The agent held the photo they’d been discussing under his chin and stared down at it through the magnifying lenses. “Oval burn marks. That smells clue-y to me. What d
id they look like?”
Anna took her eyes from the picture, rested them on the stone of the kiva floor, and let Stacy’s corpse materialize. “I didn’t inspect them closely at the time. Like I said, maybe bruises from the gun or being grabbed too hard. Thinking back, they were brownish—no purples, greens, blues, or yellows you might find with a healing bruise. And scaly. I touched one and it felt the way sunburned skin does when it’s just beginning to peel.”
Stanton whistled “An Actor’s Life for Me,” from Pinocchio . Lost in thought, he waggled his feet over the open air. “Leaning against something hot,” he suggested. “Like a motorcycle manifold.”
“Both arms and both on the inside? Odd.”
“True. He’d have to be hugging the Harley. Pretty silly he’d look too, if you ask me. Sorry,” he apologized automatically.
They thought awhile longer. “Something dripped?” Anna ventured. “Hot wax. He was reaching up to take a candle off the mantel or something.”
“Could be. Kinky sex stuff? I’ve seen wax used in S and M movies—strictly Bureau research, of course.”
“Of course.”
“Stacy didn’t seem the type.”
“Still waters?”
“Maybe.” But Anna didn’t think so.
They fell into silence again.
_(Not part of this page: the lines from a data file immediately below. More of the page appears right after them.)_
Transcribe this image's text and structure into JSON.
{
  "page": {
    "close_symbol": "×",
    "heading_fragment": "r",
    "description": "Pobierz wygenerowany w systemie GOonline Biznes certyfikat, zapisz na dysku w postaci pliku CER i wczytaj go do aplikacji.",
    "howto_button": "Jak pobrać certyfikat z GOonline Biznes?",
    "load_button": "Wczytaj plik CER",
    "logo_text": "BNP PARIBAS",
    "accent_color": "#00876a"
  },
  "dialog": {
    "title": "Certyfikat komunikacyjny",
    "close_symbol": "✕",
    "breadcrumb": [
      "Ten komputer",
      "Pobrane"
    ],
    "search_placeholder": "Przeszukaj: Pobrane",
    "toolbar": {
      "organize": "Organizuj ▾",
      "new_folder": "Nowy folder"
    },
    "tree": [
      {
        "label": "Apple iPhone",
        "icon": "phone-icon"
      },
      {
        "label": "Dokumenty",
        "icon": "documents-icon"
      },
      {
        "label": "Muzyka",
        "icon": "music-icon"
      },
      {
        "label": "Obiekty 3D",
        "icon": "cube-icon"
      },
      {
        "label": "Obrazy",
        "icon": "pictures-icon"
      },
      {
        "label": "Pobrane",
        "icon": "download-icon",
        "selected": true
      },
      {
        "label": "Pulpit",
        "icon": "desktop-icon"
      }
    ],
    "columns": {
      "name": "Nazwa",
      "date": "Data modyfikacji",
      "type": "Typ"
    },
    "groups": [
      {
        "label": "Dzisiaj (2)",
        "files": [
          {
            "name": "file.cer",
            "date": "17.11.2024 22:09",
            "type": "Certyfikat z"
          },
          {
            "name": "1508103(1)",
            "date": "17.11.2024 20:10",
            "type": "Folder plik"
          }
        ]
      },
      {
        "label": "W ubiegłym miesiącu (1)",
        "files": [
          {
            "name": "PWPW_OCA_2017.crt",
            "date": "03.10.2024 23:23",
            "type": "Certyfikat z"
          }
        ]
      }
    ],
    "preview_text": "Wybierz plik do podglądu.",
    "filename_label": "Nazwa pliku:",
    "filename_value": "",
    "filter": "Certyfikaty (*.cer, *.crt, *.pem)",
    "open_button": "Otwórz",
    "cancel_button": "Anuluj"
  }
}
The steady hum of the tourists below provided white noise, the occasional call of a canyon bird a pleasing counterpoint.
Grating sounds cut through and Anna pulled her thoughts up out of Stacy’s grave. Jamie Burke marched toward them along the wall that accessed the kiva where they sat, her heavy tread designed more to garner attention than to protect an “easily impacted area.” Claude Beavens was behind her. There was no tow rope visible but he moved with the reluctant hitching motion of a vehicle not under its own power.
“That’s him.” Jamie pointed an accusatory finger at Frederick Stanton. “The FBI guy.”
Stanton scrambled to his feet and stuck out his hand. “How do you do?” he asked formally.
Beavens looked around for someplace else to be. Not finding one, he took the proffered hand and mumbled, “Pleased to meet you,” the way children are taught to in grade school.